I'm so glad I didn't watch it on a very small 16 inch screen. According to me, the whole success (and hence the governing principle) of the Matrix movies is that they've been able to throw in all these abstruse concepts that don't quite make a lot of sense while one is watching the film unfold, but the danger to the commercial returns that this apparent profundity may cause is offset by the stunning effects that continues to hack a path in unknown territory. Which means I can walk into a screen, not expect to understand every piece of the story, but be immersed in the visual outrageousness, go home, read the script and various explanatory texts and arrive at an acceptable interpretation for myself. Good enough, I say. Hence the whole point of not watching the film with a free copy but on a monitor. The whole impact of the visuals is deprecated corresponding to a loss of every square inch than was originally intended.
I was happy to see Neo still a little baffled and not completely cocky and confident as it seemed he would be at the end of the first Movie. The usual collection (of old favourites as it now seems) were there: More glimmer in Trinity's costume, more black-Smiths, ripple of a shock wave - this time in a container truck than a building in a collision with a chopper, the spoon, the wine-coloured sofa with bits of stuffing visible and more bringing back from the dead. We had our eyes peeled for a glimpse of Trinity typing "ssh" and "nmap". Yep, I caught it. What colossal fun it all is!
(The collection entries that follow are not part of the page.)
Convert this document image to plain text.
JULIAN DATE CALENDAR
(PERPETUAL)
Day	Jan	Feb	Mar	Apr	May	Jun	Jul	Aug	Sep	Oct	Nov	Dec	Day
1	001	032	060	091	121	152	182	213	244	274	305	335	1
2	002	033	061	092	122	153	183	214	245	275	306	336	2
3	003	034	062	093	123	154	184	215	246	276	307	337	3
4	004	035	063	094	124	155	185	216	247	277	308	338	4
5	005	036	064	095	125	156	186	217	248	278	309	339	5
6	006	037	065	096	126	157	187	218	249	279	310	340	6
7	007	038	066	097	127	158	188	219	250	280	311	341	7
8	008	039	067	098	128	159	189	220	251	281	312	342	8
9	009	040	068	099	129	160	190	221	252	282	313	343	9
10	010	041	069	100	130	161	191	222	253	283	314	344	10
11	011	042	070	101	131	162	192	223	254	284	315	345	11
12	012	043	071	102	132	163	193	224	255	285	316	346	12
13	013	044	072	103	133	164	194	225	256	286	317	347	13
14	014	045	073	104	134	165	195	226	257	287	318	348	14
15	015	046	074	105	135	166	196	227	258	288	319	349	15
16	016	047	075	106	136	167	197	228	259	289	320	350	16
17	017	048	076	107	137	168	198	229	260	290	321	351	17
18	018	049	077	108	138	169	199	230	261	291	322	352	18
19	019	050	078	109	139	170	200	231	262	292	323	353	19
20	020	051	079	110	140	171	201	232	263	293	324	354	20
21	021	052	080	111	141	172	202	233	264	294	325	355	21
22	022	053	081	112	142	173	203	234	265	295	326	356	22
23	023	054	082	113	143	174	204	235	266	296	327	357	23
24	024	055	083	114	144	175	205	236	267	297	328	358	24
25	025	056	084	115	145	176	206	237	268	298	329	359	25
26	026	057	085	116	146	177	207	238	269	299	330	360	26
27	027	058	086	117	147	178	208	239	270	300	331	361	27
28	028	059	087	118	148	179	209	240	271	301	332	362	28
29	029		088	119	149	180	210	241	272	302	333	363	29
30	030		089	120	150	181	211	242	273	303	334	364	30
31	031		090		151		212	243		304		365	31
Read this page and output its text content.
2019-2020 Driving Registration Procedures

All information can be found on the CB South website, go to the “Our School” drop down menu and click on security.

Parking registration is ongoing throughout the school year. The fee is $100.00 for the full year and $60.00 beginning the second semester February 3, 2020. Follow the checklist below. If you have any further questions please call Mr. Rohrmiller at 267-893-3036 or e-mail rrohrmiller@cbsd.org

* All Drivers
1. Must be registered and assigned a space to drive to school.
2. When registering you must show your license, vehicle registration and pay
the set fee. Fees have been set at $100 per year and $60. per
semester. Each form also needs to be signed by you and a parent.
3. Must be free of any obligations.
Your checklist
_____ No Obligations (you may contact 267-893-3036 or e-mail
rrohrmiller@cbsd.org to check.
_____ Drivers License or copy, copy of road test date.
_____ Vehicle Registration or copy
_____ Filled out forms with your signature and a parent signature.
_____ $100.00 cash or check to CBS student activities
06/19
I was just thinking that there are a few things that we'll be able to tell our children and even with the usual expectations of the future at that time being more strange than we can imagine today, we've seen a few things that will make their eyes pop out. The audacity of the September 11 attacks in a political sense perhaps, but undoubtedly, whovever sees the Matrix movies will be inundated by stories from their grandmas and grandpas about how it blew our collective imaginations then. And I think they'll understand.